The basic strategy for this problem is to extract as much textual content from the file as your can, break into into chunks – maybe by page or paragraph – and then index those chunks in a tool like ElasticSearch, Algolia, or PgSearch.

But how do you get the text out of these files? It’s not as simple as reading a .txt file.

Enter henkei

The henkei gem is a small wrapper around the Apache Tika project.

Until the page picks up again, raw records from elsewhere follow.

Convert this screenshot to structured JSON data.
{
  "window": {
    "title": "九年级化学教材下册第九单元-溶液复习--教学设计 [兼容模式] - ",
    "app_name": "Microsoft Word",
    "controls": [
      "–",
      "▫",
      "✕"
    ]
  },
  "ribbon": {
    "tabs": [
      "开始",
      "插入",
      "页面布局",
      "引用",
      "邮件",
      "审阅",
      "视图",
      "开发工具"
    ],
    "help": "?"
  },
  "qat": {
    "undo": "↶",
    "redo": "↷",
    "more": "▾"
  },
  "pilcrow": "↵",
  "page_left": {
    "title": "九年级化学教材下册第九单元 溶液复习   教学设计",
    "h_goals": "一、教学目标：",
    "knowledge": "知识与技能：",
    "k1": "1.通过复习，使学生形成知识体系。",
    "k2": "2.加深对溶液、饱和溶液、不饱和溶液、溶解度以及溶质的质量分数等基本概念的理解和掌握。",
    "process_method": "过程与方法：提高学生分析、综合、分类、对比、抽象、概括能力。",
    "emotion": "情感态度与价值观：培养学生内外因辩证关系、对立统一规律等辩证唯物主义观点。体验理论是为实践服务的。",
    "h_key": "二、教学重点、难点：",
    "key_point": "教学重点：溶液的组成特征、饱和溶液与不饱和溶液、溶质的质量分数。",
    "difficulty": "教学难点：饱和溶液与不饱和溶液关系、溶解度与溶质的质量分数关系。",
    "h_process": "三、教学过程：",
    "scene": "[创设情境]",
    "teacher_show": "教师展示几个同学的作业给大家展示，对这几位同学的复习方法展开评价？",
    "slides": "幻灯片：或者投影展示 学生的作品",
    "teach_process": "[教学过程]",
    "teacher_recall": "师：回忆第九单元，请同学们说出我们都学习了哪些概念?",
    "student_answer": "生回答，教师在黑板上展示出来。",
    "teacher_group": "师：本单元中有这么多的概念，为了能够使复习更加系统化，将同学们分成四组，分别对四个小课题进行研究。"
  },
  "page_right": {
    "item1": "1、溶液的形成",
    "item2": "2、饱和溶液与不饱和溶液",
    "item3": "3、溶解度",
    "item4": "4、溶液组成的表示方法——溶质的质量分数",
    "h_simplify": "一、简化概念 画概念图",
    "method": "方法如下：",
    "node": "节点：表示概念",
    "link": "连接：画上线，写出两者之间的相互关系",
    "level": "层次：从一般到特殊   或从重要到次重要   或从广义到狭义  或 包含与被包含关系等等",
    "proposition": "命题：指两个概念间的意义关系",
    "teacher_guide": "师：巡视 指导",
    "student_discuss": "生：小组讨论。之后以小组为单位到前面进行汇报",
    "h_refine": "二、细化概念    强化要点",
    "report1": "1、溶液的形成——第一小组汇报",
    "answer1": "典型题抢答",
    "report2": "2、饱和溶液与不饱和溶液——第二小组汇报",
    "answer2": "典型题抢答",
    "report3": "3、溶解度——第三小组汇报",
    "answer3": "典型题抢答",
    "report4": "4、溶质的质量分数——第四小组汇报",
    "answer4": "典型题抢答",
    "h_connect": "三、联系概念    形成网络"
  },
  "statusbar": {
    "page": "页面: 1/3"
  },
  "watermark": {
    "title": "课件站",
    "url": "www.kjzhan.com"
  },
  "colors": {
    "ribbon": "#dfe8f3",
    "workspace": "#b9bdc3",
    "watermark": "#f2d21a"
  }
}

You can extract the text of any supported file using a common interface:

require 'henkei'

data = File.read('TPS Report v2.docx)'
text = Henkei.read(:text, data)

Here are some of the formats supported:

For the complete list of supported formats, please visit the Apache Tika Supported Document Formats page.

How it works in practice

In most cloud environments, files are stored on an external service. Henkei can also open a file from a URL:

henkei = Henkei.new 'http://my-bucket.s3.aws.com/uploads/2020-projections.pptx'
text = henkei.text

Now that you’ve got any text from the file in a big Ruby String, you can use whatever methods you want to split the data into chunks and integrate it into full-text search tools.

def extract_text_chunks(s3_url)
  raw_text = Henki.new(s3_url).text
  chunks = []
  chunk = ""

  raw_text.split(/[^[[:word:]]]+/).each do |word|
    chunk += "#{word} "
    if chunk.size > MAX_CHUNK_SIZE
      chunks << chunk.squish
      chunk = ""
    end
  end

  chunks.flatten.compact.reject(&:blank?)
end

Installation Note

One note is that since this gem wraps the Apache Tika library, you will need a Java runtime in your environment to use this gem. It’s should not be a problem to add a Java runtime to most hosting providers, but be aware of this dependendancy.